Six years ago, when Greece was about to default on its debts, it was supposedly bailed out by the other euro member governments. In reality, euro-governments (and the ever-obliging IMF) saved banks, most notably Germans ones, from having to write down bad debts. Greece received the lifeline of loan sharks who extend more credit to borrowers who can’t repay their existing debts. Finger-wagging German politicians, in other words, stuck it to the Greeks to protect German banks and bankers, as they had previously done in Ireland.
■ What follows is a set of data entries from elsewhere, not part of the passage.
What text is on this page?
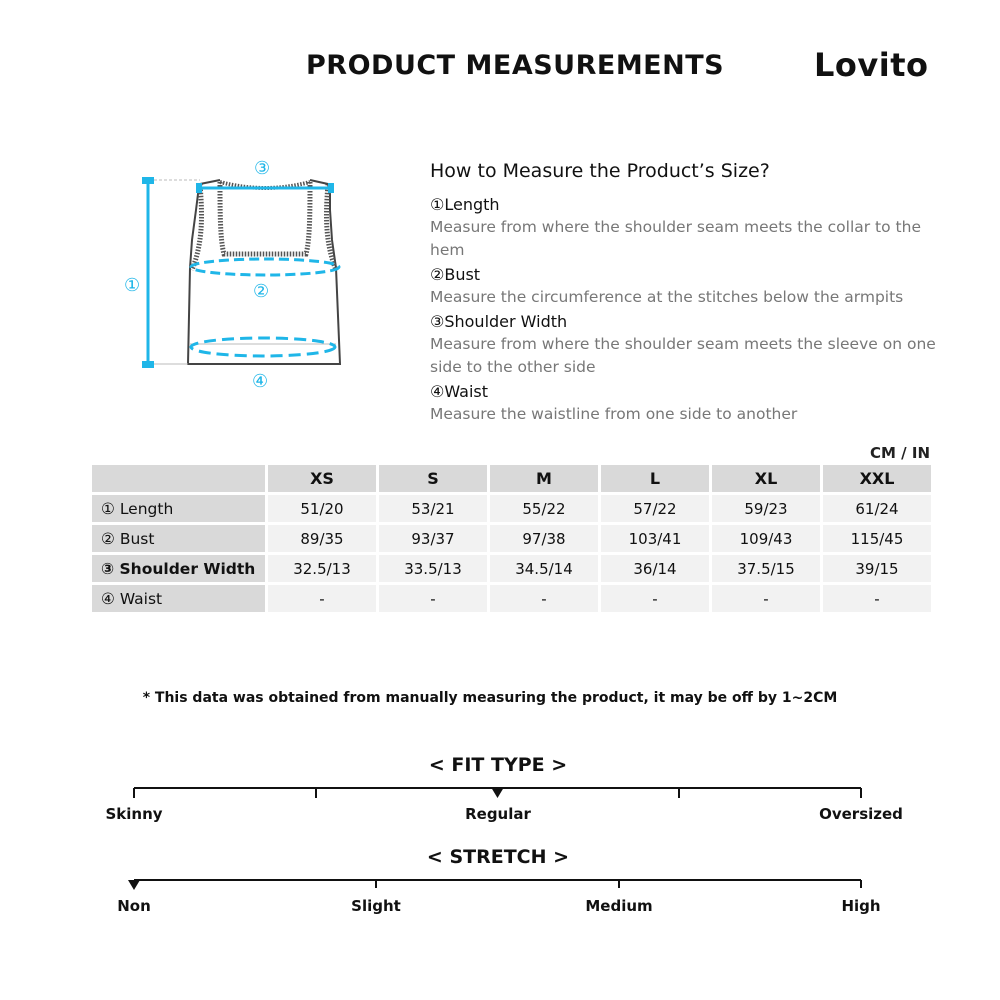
PRODUCT MEASUREMENTS	Lovito
①	②
③
④
How to Measure the Product’s Size?
①Length
Measure from where the shoulder seam meets the collar to the hem
②Bust
Measure the circumference at the stitches below the armpits
③Shoulder Width
Measure from where the shoulder seam meets the sleeve on one side to the other side
④Waist
Measure the waistline from one side to another
CM / IN
	XS	S	M	L	XL	XXL
① Length	51/20	53/21	55/22	57/22	59/23	61/24
② Bust	89/35	93/37	97/38	103/41	109/43	115/45
③ Shoulder Width	32.5/13	33.5/13	34.5/14	36/14	37.5/15	39/15
④ Waist	-	-	-	-	-	-
* This data was obtained from manually measuring the product, it may be off by 1~2CM
< FIT TYPE >
Skinny	Regular	Oversized
< STRETCH >
Non	Slight	Medium	High
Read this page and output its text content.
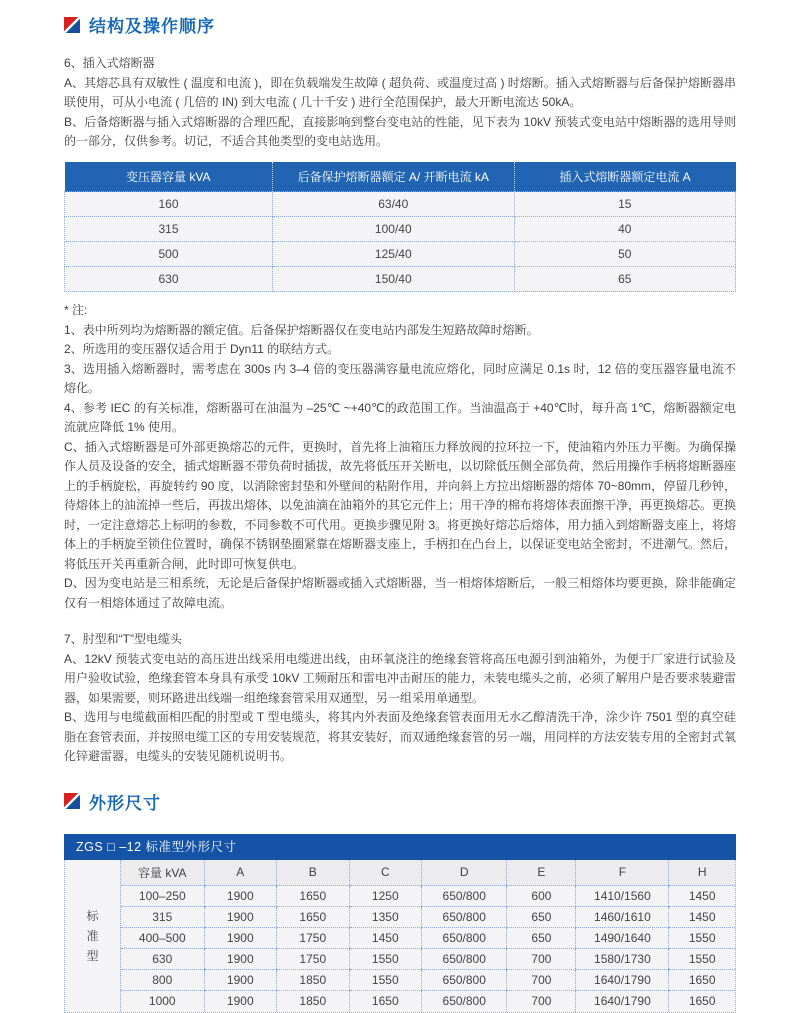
结构及操作顺序

6、插入式熔断器

A、其熔芯具有双敏性 ( 温度和电流 )，即在负载端发生故障 ( 超负荷、或温度过高 ) 时熔断。插入式熔断器与后备保护熔断器串联使用，可从小电流 ( 几倍的 IN) 到大电流 ( 几十千安 ) 进行全范围保护，最大开断电流达 50kA。

B、后备熔断器与插入式熔断器的合理匹配，直接影响到整台变电站的性能，见下表为 10kV 预装式变电站中熔断器的选用导则的一部分，仅供参考。切记，不适合其他类型的变电站选用。

变压器容量 kVA	后备保护熔断器额定 A/ 开断电流 kA	插入式熔断器额定电流 A
160	63/40	15
315	100/40	40
500	125/40	50
630	150/40	65

* 注:

1、表中所列均为熔断器的额定值。后备保护熔断器仅在变电站内部发生短路故障时熔断。

2、所选用的变压器仅适合用于 Dyn11 的联结方式。

3、选用插入熔断器时，需考虑在 300s 内 3–4 倍的变压器满容量电流应熔化，同时应满足 0.1s 时，12 倍的变压器容量电流不熔化。

4、参考 IEC 的有关标准，熔断器可在油温为 –25℃ ~+40℃的政范围工作。当油温高于 +40℃时，每升高 1℃，熔断器额定电流就应降低 1% 使用。

C、插入式熔断器是可外部更换熔芯的元件，更换时，首先将上油箱压力释放阀的拉环拉一下，使油箱内外压力平衡。为确保操作人员及设备的安全，插式熔断器不带负荷时插拔，故先将低压开关断电，以切除低压侧全部负荷，然后用操作手柄将熔断器座上的手柄旋松，再旋转约 90 度，以消除密封垫和外壁间的粘附作用，并向斜上方拉出熔断器的熔体 70~80mm，停留几秒钟，待熔体上的油流掉一些后，再拔出熔体，以免油滴在油箱外的其它元件上；用干净的棉布将熔体表面擦干净，再更换熔芯。更换时，一定注意熔芯上标明的参数，不同参数不可代用。更换步骤见附 3。将更换好熔芯后熔体，用力插入到熔断器支座上，将熔体上的手柄旋至锁住位置时，确保不锈钢垫圈紧靠在熔断器支座上，手柄扣在凸台上，以保证变电站全密封，不进潮气。然后，将低压开关再重新合闸，此时即可恢复供电。

D、因为变电站是三相系统，无论是后备保护熔断器或插入式熔断器，当一相熔体熔断后，一般三相熔体均要更换，除非能确定仅有一相熔体通过了故障电流。

7、肘型和“T”型电缆头

A、12kV 预装式变电站的高压进出线采用电缆进出线，由环氧浇注的绝缘套管将高压电源引到油箱外，为便于厂家进行试验及用户验收试验，绝缘套管本身具有承受 10kV 工频耐压和雷电冲击耐压的能力，未装电缆头之前，必须了解用户是否要求装避雷器，如果需要，则环路进出线端一组绝缘套管采用双通型，另一组采用单通型。

B、选用与电缆截面相匹配的肘型或 T 型电缆头，将其内外表面及绝缘套管表面用无水乙醇清洗干净，涂少许 7501 型的真空硅脂在套管表面，并按照电缆工区的专用安装规范，将其安装好，而双通绝缘套管的另一端，用同样的方法安装专用的全密封式氧化锌避雷器，电缆头的安装见随机说明书。

外形尺寸
ZGS □ –12 标准型外形尺寸
标准型
容量 kVA	A	B	C	D	E	F	H
100–250	1900	1650	1250	650/800	600	1410/1560	1450
315	1900	1650	1350	650/800	650	1460/1610	1450
400–500	1900	1750	1450	650/800	650	1490/1640	1550
630	1900	1750	1550	650/800	700	1580/1730	1550
800	1900	1850	1550	650/800	700	1640/1790	1650
1000	1900	1850	1650	650/800	700	1640/1790	1650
One more bailout with even stiffer conditions is not an option. Greek pensioners really might starve, and productive taxpayers who could flee, would. The least bad alternative is for European bailout funds, who now hold nearly two-thirds of Greek government debt, to write-down (or even write off) their holdings — but then not lend another cent. Greeks, relieved of an impossible debt burden, could then choose whether to return to printing drachmas or elect leaders capable of repairing the tax and spending machinery.

The Greek quagmire also raises existential questions for the euro. Greece isn’t the only country in the monetary union where leaky tax and spending encourages reckless sovereign borrowing. And citizens of states whose governments live within their means aren’t about to pay for the spending or assume the debts of spendthrift countries. Integrating tax systems or mutualizing sovereign debt is a non-starter. Yet a common currency is of enormous value, not the least to citizens of countries with feckless governments. The challenge is not how to force more convergence but to minimize the regimentation and uniformity.

Amar Bhidé is the Thomas Schmidheiny Professor at The Fletcher School at Tufts University. He is the author of “A Call for Judgment: Sensible Finance for a Dynamic Economy,” published by Oxford University Press in 2010.